Author Amanda Vaill described it as "a dance about the joy of dancing." Deborah Jowitt described that "it's the patterns and choreographic ideas that create a sense of a village, not just the device of people watching others dance." Critic Jennifer Dunning wrote that it "contains some of Robbins's favorite themes, among them playful Russian folk-dance moves, goofy sequences of jumps and a hint or two of competition."

==Production==
Piano Pieces was created for the New York City Ballet's Tchaikovsky Festival. The festival was conceived by George Balanchine. Robbins, however, was not interested in choreographing to Tchaikovsky's works. He nevertheless choreographed three ballets for the festival. He later recalled, "Two months before the Tchaikovsky festival, I thought, I don't like Tchaikovsky... Why should I do Tchaikovsky? Because Mr. Balanchine wants me to do Tchaikovsky? But you don't necessarily have to enjoy doing something for it to be good."

Piano Pieces uses various piano pieces, including excerpts from The Seasons. Robbins originally planned the ballet to be about a group of dancers rehearsing a fictitious ballet. However, once rehearsals began, he abandoned this idea, and changed the theme to be about the joy of dancing." While the dancers had many rehearsals, he enjoyed the experience more than he expected. Stacy Caddell, who had a small role in the ballet, recalled, "When we did Piano Pieces, it was hard, because Jerry would come in with Version A, B, C, D, E, F, G, up to J—like cut-and-paste." Piano Pieces is also the first ballet Robbins made on Maria Calegari.

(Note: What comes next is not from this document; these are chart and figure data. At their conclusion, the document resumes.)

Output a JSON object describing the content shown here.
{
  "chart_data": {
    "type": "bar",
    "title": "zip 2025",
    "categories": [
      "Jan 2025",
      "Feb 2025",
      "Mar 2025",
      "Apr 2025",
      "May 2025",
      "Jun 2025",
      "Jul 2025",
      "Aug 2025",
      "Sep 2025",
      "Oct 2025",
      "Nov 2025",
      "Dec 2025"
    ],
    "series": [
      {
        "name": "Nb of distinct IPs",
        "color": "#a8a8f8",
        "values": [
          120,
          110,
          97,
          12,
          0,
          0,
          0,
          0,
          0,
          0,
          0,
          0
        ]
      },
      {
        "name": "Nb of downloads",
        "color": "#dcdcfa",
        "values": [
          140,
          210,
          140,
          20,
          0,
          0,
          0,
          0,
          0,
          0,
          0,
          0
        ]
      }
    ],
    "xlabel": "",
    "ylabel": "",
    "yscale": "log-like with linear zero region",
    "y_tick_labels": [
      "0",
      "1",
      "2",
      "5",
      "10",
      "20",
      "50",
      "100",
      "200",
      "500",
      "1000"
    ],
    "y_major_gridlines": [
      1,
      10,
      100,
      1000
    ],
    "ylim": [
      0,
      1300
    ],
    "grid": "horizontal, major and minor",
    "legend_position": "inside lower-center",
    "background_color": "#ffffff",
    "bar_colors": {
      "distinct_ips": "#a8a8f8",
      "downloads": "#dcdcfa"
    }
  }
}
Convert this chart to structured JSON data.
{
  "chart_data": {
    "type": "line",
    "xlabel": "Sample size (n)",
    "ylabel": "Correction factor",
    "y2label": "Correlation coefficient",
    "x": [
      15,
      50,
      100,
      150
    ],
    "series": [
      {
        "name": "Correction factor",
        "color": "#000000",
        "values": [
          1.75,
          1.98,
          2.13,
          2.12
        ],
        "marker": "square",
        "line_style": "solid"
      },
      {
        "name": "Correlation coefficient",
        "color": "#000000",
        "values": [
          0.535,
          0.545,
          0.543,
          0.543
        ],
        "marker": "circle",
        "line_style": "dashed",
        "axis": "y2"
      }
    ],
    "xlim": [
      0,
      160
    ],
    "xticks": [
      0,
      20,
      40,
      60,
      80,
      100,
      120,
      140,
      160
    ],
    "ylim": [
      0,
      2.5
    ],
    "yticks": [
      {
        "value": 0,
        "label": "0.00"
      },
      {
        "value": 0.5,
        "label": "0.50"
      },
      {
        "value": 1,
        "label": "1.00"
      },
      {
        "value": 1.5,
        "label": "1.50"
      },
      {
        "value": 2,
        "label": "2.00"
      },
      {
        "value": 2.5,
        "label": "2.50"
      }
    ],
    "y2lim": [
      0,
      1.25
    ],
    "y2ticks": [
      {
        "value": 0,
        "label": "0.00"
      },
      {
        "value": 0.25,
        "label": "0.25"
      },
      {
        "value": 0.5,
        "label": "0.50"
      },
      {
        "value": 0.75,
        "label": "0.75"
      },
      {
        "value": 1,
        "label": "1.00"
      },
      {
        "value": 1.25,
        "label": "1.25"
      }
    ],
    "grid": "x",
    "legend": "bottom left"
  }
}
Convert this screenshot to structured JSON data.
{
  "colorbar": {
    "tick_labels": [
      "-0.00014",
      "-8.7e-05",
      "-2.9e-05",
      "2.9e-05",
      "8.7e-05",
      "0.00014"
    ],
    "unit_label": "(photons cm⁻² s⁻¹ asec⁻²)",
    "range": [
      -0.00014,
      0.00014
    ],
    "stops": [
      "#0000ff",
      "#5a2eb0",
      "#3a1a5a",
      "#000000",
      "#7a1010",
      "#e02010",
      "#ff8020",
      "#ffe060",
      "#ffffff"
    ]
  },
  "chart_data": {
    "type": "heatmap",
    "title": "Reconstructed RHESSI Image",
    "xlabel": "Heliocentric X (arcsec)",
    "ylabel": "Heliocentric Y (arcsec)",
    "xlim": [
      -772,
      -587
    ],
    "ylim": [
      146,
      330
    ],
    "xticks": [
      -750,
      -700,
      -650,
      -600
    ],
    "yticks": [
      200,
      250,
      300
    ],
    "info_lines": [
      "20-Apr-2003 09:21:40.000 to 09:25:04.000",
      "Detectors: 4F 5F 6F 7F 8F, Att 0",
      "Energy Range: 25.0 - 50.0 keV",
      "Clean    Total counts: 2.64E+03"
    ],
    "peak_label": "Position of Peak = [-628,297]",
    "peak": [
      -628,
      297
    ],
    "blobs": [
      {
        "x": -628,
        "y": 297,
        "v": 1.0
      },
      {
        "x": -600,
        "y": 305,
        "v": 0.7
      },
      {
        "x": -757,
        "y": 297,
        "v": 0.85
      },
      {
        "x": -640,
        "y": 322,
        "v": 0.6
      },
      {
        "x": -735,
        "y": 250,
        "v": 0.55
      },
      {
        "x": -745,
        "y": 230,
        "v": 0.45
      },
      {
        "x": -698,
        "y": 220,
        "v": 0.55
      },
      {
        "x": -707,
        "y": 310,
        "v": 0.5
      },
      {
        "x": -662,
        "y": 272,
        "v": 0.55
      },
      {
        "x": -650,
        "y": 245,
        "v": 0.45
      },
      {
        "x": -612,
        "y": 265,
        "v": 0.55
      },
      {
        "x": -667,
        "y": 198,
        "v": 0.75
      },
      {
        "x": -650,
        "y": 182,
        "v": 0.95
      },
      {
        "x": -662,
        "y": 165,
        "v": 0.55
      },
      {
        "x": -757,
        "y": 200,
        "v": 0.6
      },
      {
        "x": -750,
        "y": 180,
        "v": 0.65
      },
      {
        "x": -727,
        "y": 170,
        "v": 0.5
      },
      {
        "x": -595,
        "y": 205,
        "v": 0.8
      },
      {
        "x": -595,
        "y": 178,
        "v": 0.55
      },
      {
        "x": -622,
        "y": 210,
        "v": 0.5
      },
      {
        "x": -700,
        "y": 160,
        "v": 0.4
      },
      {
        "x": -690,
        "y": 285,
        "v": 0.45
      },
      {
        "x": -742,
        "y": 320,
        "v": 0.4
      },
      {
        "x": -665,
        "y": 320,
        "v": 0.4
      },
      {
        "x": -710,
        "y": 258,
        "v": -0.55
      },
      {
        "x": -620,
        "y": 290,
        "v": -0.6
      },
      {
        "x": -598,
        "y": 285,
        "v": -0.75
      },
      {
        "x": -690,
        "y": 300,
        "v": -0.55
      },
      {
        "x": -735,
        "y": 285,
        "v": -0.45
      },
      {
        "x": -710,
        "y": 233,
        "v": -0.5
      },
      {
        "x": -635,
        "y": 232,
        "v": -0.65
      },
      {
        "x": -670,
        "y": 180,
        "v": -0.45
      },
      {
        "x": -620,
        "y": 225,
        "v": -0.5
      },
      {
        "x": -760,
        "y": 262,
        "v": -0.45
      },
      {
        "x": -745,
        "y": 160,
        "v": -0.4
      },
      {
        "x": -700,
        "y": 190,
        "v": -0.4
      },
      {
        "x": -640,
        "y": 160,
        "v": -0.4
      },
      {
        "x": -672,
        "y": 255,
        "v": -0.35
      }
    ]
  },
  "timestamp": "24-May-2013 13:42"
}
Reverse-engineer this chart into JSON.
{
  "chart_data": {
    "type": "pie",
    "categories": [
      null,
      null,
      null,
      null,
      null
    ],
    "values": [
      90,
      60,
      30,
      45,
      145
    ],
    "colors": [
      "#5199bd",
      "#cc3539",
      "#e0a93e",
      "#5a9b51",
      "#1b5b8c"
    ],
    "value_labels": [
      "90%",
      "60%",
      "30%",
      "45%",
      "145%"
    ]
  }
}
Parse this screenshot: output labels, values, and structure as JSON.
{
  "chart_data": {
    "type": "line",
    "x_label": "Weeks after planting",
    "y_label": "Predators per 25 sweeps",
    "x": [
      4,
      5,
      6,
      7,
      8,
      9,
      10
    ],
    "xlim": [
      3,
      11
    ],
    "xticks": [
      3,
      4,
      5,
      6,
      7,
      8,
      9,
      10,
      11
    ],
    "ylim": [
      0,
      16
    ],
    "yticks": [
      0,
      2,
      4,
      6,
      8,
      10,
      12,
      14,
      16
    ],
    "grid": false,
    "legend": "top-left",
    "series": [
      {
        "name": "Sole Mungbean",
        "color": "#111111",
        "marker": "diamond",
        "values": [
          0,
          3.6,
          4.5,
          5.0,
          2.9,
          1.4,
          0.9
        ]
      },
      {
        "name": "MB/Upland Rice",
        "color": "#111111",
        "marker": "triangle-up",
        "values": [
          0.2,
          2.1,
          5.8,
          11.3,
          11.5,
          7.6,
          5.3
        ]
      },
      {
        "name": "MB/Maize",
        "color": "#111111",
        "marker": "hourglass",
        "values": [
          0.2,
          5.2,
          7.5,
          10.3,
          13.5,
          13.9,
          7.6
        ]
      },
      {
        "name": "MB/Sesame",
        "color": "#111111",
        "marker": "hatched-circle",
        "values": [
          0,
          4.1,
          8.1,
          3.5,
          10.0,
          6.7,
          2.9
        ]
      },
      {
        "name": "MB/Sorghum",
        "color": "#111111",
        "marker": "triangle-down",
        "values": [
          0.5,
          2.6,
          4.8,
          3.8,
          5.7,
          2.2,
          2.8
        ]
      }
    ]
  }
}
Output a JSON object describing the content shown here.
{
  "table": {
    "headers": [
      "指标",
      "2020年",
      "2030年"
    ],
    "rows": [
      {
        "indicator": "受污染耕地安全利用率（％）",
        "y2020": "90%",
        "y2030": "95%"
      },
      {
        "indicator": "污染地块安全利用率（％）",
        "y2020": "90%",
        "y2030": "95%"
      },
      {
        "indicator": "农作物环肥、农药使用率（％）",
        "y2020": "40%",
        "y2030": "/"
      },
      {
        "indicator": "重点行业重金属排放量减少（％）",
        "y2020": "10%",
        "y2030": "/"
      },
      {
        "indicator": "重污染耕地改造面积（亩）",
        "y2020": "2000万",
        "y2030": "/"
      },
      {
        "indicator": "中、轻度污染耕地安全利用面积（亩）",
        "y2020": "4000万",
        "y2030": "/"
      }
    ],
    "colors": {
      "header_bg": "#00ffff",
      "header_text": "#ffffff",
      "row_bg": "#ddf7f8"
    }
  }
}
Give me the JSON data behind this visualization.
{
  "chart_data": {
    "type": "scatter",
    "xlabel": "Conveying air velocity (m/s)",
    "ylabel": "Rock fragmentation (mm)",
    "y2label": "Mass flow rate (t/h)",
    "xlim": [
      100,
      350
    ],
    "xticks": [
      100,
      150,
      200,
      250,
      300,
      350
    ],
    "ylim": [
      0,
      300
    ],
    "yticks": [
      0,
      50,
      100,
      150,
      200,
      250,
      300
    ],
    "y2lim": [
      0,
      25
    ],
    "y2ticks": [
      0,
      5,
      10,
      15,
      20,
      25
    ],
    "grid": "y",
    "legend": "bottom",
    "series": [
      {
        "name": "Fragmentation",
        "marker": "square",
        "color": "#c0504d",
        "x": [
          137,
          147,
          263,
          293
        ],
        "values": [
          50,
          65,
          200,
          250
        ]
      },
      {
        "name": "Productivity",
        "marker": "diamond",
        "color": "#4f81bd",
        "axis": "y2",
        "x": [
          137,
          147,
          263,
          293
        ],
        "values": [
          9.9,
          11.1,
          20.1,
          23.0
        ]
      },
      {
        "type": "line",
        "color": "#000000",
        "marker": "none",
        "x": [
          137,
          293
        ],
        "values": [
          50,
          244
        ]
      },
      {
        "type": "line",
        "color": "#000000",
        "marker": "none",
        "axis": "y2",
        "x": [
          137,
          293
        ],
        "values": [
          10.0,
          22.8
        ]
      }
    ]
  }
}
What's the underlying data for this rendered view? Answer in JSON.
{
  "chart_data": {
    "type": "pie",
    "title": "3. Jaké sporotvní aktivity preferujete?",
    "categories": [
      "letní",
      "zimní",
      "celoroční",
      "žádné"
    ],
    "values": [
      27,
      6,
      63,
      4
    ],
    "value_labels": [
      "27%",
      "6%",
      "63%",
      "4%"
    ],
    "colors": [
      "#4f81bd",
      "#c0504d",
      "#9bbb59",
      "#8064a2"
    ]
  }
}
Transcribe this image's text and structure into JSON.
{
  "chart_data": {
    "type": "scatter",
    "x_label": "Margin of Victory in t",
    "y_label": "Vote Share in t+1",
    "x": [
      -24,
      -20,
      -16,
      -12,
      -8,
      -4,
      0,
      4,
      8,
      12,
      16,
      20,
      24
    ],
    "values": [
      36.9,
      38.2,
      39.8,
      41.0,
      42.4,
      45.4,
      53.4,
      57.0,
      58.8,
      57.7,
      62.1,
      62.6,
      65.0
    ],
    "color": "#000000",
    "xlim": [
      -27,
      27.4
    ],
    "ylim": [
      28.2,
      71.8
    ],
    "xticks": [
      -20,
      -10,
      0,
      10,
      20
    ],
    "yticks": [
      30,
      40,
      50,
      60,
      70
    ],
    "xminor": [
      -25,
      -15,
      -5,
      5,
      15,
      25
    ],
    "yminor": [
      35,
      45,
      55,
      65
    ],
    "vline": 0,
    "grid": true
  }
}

The costumes were designed by Ben Benson. The lighting was designed by Ronald Bates.

==Music==

- Danse Caracteristique, op. 72, no. 4
- Le Paysan Prelude, op. 39, no. 12
- Chanson Populaire, op. 39, no. 13
- Polka, op. 39, no. 14
- Le Petit Cavalier, op. 39, no. 3
- Reverie, op. 9, no. 1
- La Sorciere, op. 39, no. 20
- November - Troika, op. 37, no. 11
- Natha Waltz, op. 51, no. 4
- Mazurka, op. 39, no. 10
- October - Chant d'Automne, op. 37, no. 10
- Polka de Salon, op. 9, no. 2
- June - Barcarolle, op. 37, no. 6
- Scherzo à la russe, op. 1, no. 1

Source:

==Original cast==
The principal dancers in the original cast included:
- Maria Calegari
- Kyra Nichols
- Heather Watts
- Ib Andersen
- Bart Cook
- Daniel Duell
- Joseph Duell

==Performances==
Piano Pieces premiered on June 12, 1981, at the New York State Theater. The piano was played by Jerry Zimmerman. Later at the festival, when some works had to be cancelled due to injuries, Piano Pieces was performed again.

==Critical reception==
After the premiere, New York Times critic compared Piano Pieces to Dances at a Gathering, which is set to works by Frédéric Chopin, and commented, "The differences between the two ballets are perhaps not as great as the difference between Chopin and Tchaikovsky. But choreographically, Mr. Robbins's interest in partnering reaches a new peak. Piano Pieces is a brilliant step forward in the art of the pas de deux."